Sen. Kevin Parker, chair of the chamber’s Energy Committee, said the budget will include a landmark shift to how new renewable projects get sited – and the process will be overseen by the Department of State.

Gov. Andrew Cuomo pushed to rewrite the permitting process for large-scale wind and solar projects, which have faced delays and drawn-out battles under the Article 10 process he signed into law in 2011. The final deal is set to mirror Cuomo’s plan in substance, although he wanted Empire State Development to oversee the new siting office. It will include provisions to identify shovel-ready sites and changes to transmission siting.

The deal includes a requirement for community benefit agreements for local governments, according to two sources familiar with the agreement, but not other major concessions. Municipalities raised significant concerns about the proposal because it strips away local control of some smaller projects and limits their input compared to Article 10.

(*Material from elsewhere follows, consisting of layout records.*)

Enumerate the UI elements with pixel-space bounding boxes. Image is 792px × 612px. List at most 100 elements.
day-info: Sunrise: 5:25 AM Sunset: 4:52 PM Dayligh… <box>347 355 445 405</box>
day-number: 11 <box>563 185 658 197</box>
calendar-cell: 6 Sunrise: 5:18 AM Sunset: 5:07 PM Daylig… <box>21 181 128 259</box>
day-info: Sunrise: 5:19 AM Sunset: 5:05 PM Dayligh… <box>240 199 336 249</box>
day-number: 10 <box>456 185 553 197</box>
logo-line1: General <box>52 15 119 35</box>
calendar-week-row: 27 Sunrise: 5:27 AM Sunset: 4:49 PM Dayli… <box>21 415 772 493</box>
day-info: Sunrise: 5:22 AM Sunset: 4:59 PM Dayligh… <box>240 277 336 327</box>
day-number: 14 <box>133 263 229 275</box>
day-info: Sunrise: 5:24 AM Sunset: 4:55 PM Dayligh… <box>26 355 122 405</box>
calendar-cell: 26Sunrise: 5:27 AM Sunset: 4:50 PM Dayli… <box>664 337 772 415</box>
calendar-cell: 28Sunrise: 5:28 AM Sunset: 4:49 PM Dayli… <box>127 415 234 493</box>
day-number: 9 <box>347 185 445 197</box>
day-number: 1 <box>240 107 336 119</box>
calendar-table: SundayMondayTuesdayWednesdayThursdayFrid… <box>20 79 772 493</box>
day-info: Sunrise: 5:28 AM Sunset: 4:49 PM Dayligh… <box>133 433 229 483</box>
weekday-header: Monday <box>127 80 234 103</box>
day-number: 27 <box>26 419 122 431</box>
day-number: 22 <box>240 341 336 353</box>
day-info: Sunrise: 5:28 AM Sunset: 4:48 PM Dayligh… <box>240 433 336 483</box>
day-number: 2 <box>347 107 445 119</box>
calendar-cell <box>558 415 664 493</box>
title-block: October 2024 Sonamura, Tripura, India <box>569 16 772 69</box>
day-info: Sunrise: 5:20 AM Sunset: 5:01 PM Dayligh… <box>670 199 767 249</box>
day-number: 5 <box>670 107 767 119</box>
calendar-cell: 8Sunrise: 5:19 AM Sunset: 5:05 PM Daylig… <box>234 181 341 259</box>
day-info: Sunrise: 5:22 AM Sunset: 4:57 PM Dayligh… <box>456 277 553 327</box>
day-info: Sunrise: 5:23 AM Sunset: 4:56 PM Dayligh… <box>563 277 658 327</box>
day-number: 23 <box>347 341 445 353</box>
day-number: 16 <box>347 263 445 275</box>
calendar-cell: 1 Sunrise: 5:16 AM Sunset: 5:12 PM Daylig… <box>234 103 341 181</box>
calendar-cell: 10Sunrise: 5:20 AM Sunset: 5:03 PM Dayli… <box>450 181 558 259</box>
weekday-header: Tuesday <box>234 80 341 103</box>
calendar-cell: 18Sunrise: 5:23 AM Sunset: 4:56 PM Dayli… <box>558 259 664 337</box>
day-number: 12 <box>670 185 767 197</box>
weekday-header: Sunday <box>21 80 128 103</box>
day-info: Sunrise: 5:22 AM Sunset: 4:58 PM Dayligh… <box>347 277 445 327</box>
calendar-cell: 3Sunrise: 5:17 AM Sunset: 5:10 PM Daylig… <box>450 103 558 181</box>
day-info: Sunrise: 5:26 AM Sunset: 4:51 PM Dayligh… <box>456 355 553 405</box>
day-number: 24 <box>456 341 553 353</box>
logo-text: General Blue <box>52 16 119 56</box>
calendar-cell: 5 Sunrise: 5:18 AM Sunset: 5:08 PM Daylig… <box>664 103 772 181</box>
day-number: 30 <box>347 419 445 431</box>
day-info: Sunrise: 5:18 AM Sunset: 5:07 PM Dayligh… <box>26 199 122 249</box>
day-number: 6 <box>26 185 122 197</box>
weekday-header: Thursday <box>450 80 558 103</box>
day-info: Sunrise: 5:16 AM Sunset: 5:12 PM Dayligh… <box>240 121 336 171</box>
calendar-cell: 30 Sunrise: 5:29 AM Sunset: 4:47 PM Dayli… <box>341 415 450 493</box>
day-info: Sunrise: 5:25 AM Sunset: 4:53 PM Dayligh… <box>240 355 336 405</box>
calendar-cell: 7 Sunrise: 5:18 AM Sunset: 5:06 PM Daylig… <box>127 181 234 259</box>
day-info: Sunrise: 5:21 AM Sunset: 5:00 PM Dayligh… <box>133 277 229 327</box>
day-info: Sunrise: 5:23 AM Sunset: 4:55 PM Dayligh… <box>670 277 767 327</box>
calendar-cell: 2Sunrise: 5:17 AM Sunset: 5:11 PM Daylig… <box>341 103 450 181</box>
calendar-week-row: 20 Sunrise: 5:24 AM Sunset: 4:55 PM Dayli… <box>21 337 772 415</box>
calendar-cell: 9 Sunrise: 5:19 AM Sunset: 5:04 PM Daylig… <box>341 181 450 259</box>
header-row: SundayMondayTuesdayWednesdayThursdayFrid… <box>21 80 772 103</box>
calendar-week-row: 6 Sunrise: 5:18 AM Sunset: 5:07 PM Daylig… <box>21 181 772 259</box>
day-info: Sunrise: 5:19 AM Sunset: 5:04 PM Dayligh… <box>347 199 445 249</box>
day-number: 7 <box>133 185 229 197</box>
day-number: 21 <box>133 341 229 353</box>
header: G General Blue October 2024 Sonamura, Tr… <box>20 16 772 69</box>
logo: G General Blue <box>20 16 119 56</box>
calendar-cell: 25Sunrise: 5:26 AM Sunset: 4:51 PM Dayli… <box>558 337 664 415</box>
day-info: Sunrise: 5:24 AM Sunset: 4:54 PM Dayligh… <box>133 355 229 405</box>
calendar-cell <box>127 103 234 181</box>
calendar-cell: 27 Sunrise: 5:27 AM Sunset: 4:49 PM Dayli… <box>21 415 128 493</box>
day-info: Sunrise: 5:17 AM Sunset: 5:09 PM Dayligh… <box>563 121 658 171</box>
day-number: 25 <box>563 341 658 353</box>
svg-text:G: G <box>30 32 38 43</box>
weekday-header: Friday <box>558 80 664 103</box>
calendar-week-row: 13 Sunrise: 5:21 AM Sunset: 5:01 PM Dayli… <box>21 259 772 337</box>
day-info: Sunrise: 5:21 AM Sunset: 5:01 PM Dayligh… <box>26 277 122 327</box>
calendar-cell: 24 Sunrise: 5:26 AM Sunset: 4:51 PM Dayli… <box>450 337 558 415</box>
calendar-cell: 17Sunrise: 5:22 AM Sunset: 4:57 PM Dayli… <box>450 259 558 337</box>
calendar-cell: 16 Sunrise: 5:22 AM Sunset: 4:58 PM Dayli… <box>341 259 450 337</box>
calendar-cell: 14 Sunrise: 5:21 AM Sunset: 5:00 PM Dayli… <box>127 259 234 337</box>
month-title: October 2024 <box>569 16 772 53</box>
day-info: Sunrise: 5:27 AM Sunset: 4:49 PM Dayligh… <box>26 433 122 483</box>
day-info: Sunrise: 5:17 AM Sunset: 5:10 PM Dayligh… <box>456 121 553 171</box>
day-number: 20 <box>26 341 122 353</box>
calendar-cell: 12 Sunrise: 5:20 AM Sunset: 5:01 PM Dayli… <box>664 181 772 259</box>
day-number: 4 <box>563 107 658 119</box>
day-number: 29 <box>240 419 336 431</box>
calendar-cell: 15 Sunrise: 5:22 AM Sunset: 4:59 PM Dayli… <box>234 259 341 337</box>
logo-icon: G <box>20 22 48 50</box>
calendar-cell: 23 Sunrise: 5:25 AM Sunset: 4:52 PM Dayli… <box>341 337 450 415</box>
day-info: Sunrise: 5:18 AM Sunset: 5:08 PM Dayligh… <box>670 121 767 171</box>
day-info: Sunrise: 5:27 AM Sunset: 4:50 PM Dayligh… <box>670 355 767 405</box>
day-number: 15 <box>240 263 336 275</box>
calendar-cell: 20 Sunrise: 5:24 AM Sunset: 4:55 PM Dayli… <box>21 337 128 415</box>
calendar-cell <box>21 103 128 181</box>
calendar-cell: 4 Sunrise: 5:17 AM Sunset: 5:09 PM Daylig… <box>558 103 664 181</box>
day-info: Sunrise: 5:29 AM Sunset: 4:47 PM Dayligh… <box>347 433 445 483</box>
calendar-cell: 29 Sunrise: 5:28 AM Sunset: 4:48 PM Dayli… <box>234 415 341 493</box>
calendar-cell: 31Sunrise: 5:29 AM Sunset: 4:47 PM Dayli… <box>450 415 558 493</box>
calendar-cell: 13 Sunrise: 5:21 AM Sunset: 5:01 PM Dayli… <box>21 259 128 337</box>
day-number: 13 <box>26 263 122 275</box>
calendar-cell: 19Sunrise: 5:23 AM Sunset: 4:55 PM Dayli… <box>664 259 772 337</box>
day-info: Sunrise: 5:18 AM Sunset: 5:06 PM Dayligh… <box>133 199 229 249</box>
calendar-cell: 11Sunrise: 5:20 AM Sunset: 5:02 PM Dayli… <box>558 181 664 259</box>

“I don’t think they’re going to be very happy,” Parker said of local governments. “It was a tough decision but I think ultimately for us to get where we need to get to, you couldn’t have 217 local governments making decisions on siting clean energy projects.”

Parker said his concerns about a potentially outsized role for the New York Power Authority had been addressed. Changes to transmission siting are also included, Parker said.

Environmental advocates who pushed the siting plan were pleased it appears to be included. Changes will help speed achievement of the state’s climate goals, said New York League of Conservation Voters’ Julie Tighe.

“We know that as the economy starts moving and we try to get people out in jobs, this is an area where we can help communities, where we can get people to work at green jobs and we can start tackling climate change,” she said. “We know that Article 10 has been broken and it needs to work better if we’re going to meet our goals.”

The details are expected in budget bills that have not yet been released.